2.1. Scanner (Lexical Layer)
The scanner (Scanner.lean, 594 lines)
converts a UTF-8 input string into a stream of YamlToken values.
It implements the spec's lexical-layer (L) productions and maintains
several pieces of state:
-
Indentation stack — tracks block-level nesting via column positions
-
Flow level counter — distinguishes block context from flow context (
[,],{,}) -
Simple key state — manages the YAML "simple key" lifecycle where a plain scalar may retroactively become a mapping key when
:is encountered -
Anchor map — records anchor names for alias resolution
-
Position tracking — offset, line, and column for every token
The scanner returns Except ScanError (Array YamlToken), where
ScanError carries position information and a human-readable message.
2.1.1. Token Types
The YamlToken inductive defines the full set of lexical elements:
-
Stream markers:
streamStart,streamEnd -
Document markers:
documentStart,documentEnd -
Structure indicators:
blockSequenceStart,blockMappingStart,blockEnd,flowSequenceStart,flowSequenceEnd,flowMappingStart,flowMappingEnd,key,value,blockEntry,flowEntry -
Content tokens:
scalar(with style tag: plain, single-quoted, double-quoted, literal, folded),anchor,alias,tag -
Placeholder tokens: used as reservation slots for simple key backpatching (filtered before output)
2.1.2. Append-Only Design
A critical design choice is the append-only token stream.
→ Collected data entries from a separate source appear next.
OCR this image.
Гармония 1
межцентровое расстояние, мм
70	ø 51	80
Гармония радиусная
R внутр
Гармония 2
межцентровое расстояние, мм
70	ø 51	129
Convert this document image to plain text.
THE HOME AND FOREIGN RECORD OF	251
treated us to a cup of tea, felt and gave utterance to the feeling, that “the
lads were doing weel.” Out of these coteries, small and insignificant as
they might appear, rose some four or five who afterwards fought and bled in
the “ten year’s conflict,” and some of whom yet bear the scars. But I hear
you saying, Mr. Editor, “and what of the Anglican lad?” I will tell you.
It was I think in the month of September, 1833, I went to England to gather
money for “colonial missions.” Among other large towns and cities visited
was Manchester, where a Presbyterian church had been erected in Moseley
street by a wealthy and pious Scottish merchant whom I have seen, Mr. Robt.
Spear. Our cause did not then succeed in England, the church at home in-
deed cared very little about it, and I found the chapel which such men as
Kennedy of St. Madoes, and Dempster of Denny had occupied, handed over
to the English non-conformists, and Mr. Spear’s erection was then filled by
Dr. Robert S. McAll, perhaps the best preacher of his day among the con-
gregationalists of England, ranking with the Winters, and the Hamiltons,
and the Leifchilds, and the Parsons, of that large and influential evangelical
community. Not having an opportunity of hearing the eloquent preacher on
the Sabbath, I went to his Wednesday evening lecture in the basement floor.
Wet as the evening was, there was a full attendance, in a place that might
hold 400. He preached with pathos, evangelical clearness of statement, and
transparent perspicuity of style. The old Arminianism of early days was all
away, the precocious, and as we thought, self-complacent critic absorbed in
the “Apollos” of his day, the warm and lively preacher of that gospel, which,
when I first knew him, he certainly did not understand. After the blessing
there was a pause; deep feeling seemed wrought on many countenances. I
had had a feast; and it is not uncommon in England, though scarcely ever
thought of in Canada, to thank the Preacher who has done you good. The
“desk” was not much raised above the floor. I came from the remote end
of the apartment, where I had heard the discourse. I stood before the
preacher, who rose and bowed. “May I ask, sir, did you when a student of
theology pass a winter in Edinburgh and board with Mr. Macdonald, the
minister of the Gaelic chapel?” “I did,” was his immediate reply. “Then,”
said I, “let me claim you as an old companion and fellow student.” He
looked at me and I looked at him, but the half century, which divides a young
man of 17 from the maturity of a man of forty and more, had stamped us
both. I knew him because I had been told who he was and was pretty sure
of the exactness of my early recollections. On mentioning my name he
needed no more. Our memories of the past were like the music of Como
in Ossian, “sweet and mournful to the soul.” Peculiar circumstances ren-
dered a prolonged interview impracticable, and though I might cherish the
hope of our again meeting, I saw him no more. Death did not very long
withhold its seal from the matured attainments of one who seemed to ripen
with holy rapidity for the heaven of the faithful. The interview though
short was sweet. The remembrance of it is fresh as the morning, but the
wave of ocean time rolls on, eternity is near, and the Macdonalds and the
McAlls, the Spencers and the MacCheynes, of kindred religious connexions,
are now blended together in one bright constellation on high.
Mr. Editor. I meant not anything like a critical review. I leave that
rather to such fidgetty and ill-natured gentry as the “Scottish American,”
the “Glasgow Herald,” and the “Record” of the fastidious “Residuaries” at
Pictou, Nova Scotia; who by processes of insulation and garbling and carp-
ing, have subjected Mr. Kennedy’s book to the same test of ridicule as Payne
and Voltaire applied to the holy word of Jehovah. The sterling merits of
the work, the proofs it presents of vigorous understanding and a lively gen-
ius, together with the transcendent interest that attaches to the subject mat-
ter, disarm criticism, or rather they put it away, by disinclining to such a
When the scanner encounters a potential simple key, it pushes two
placeholder tokens (for the future key and blockMappingStart
indicators) and records their indices.
If the key is later confirmed (by encountering :), these
placeholders are overwritten in-place via setIfInBounds.
If not confirmed, they remain as placeholders and are filtered
out before the token stream is returned.
This avoids insertAt operations that would shift array indices
and invalidate saved positions — a property that is essential for
the formal proof that the scanner makes monotonic progress.